Validation with full data set, results in NaN validation score (ml-explore#879)

jac-jim · web-flow · commit 9717307ff0f0 · 2024-07-10T08:36:11.000-07:00
* CLI arguments may set num_batches to -1 The CLI arguments allow you to validate with the entire dataset by passing a negative one value, but this quickly results in a division by zero `NaN` to appear as the validation score! * Must properly assemble the mini batches when validating with entire dataset. Tested locally, a validation of a novel took about an hour, with a loss of 0.928. Thanks @awni for the correction! * Set up the pre-commit hooks and run them so that black may format lora.py.

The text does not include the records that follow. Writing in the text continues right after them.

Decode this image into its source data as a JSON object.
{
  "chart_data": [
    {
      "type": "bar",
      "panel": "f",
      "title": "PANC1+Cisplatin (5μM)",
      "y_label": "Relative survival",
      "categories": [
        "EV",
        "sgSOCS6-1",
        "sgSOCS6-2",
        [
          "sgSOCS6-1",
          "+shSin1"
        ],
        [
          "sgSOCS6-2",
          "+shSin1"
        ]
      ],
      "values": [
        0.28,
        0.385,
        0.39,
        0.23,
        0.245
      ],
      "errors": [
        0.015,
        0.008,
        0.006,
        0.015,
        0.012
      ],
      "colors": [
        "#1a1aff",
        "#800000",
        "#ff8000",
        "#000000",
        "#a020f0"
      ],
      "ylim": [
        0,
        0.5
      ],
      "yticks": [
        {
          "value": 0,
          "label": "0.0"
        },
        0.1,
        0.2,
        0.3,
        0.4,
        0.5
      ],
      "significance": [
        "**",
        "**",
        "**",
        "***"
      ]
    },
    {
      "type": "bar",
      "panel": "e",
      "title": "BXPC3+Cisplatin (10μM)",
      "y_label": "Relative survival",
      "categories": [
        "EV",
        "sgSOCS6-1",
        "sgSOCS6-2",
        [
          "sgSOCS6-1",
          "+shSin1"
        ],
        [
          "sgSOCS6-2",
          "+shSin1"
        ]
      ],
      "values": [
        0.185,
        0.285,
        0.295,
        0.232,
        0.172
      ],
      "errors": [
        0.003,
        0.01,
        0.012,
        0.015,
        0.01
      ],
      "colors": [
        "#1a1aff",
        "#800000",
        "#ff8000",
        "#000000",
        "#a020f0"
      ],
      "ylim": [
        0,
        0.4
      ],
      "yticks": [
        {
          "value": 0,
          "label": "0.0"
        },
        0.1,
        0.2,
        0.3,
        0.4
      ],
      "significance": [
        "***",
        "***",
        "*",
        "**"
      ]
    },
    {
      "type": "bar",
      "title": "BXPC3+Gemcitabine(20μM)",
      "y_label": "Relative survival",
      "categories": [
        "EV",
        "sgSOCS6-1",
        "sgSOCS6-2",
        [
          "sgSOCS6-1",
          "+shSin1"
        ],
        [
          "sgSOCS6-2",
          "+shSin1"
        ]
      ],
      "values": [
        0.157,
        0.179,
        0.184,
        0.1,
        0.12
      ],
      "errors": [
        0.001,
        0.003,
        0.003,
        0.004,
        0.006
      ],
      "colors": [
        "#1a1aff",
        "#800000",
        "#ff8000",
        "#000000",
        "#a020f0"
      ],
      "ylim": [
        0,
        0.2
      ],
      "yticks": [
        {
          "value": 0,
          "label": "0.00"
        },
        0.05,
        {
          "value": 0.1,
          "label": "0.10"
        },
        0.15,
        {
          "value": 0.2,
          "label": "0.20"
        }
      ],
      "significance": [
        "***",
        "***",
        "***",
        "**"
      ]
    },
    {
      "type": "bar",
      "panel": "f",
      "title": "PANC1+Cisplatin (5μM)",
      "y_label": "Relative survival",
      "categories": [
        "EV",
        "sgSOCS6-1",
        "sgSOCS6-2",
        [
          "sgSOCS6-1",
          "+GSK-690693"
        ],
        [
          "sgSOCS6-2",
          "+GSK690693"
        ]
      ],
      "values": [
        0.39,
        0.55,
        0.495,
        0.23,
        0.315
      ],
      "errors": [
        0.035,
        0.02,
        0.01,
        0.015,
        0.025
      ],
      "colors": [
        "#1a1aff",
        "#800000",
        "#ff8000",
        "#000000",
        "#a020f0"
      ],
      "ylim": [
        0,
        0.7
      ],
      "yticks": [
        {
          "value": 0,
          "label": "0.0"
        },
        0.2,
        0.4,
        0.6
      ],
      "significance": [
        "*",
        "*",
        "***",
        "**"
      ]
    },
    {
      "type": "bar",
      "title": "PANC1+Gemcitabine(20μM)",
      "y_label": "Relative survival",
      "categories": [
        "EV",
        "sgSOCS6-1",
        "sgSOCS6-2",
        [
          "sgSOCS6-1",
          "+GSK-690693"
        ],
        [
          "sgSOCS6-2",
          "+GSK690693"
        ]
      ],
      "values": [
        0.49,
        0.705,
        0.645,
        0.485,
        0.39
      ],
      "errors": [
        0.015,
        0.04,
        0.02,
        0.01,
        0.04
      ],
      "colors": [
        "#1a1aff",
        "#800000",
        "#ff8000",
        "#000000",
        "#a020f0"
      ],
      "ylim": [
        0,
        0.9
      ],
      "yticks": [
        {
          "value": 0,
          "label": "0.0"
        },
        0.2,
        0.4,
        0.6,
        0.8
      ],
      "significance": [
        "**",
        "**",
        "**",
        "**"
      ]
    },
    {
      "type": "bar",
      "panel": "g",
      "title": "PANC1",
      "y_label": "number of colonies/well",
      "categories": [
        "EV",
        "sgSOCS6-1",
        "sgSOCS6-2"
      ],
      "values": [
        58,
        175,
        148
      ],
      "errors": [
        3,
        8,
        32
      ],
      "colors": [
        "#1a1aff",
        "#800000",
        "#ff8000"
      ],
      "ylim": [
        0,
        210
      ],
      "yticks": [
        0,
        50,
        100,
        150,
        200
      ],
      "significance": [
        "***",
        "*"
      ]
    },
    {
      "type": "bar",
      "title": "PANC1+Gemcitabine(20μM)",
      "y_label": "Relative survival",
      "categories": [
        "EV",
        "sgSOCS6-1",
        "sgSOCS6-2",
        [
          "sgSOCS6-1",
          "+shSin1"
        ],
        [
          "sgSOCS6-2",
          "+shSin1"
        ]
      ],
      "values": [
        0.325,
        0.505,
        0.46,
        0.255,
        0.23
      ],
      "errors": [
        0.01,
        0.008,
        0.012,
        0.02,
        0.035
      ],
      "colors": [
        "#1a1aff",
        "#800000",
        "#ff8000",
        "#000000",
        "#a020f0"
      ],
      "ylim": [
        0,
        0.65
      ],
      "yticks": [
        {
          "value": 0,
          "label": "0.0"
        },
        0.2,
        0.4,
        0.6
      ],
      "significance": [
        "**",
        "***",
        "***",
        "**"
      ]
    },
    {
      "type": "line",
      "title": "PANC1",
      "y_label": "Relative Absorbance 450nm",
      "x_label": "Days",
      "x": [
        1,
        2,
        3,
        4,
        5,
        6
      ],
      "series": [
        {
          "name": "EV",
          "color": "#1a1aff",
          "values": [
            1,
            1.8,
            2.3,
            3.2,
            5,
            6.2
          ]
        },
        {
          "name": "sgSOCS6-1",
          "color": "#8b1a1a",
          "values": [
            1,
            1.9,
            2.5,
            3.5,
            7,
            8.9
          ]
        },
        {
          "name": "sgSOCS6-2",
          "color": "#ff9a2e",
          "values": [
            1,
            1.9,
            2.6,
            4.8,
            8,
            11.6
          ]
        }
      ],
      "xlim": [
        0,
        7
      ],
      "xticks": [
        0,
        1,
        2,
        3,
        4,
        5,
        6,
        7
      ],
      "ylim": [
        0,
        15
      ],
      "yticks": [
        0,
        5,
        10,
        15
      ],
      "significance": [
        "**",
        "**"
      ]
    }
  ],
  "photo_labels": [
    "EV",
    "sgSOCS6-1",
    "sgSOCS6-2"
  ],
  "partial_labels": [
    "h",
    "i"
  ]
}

diff --git a/lora/lora.py b/lora/lora.py
@@ -220,8 +220,12 @@ def iterate_batches(dset, tokenizer, batch_size, train=False):
 def evaluate(model, dataset, loss, tokenizer, batch_size, num_batches):
     all_losses = []
     ntokens = 0
+
+    # num_batches can be -1 to indicate the entire set
+    index_iterator = iter(range(num_batches)) if num_batches != -1 else iter(int, 1)
+
     for it, batch in zip(
-        range(num_batches),
+        index_iterator,
         iterate_batches(dataset, tokenizer, batch_size),
     ):
         losses, toks = loss(model, *batch)